MASTER (smiling); “One day I remarked that the chatak bird doesn’t drink any water except that which falls from the sky. Narendra said, ‘The chatak drinks ordinary water as well.’
Then I said to the Divine Mother, ‘Mother, then are my words untrue?’ I was greatly worried about it. Another day, later on, Narendra was here. Several birds were flying about in the room. He exclaimed, ‘There! There!’ ‘What is there?’ I asked. He said,
There is your chatak!’ I found they were only bats. Since that day I don’t accept what he says. (All laugh.)
At Jadu Mallick’s garden house Narendra said to me, The forms of God that you see are the fiction of your mind.’ I was amazed and said to him, ‘But they speak too!
‘Narendra answered, ‘Yes, one may think so.’ I went to the temple and wept before the Mother. ‘O Mother,’ I said, ‘what is this?
Then is this all false? How could Narendra say that?’ Instantly I had a revelation.

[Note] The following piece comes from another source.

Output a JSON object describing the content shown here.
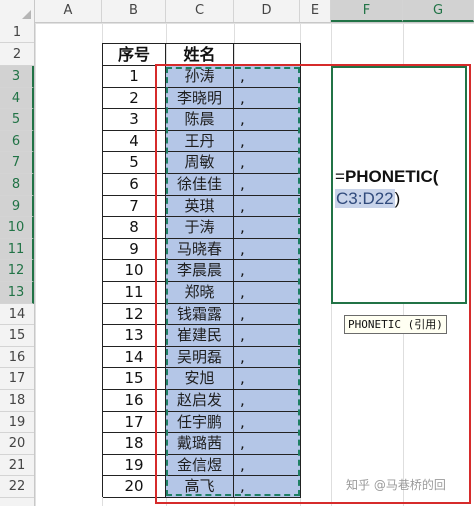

I saw Consciousness-Indivisible Consciousness-and a divine being formed of that Consciousness. The divine form said to me, ‘If your words are untrue, how is that they tally with the facts? Thereupon I said to Narendra: ‘You rogue! You created unbelief in my mind. Don’t come here any more.’
The discussion continued. Narendra was arguing. He was then slightly Over 22 years of age.
Narendra (to Girish, M., and others): “How am I to believe in the Words of scripture? The Mahanirvana Tantra says, in one place, that unless a man attains the Knowledge of Brahman he goes to hell; and the same book says, in another place, that there is no salvation without the worship of Parvathi, the Divine Mother. Manu writes about himself in the Manusamhita; Moses describes his own death in Pentateuch.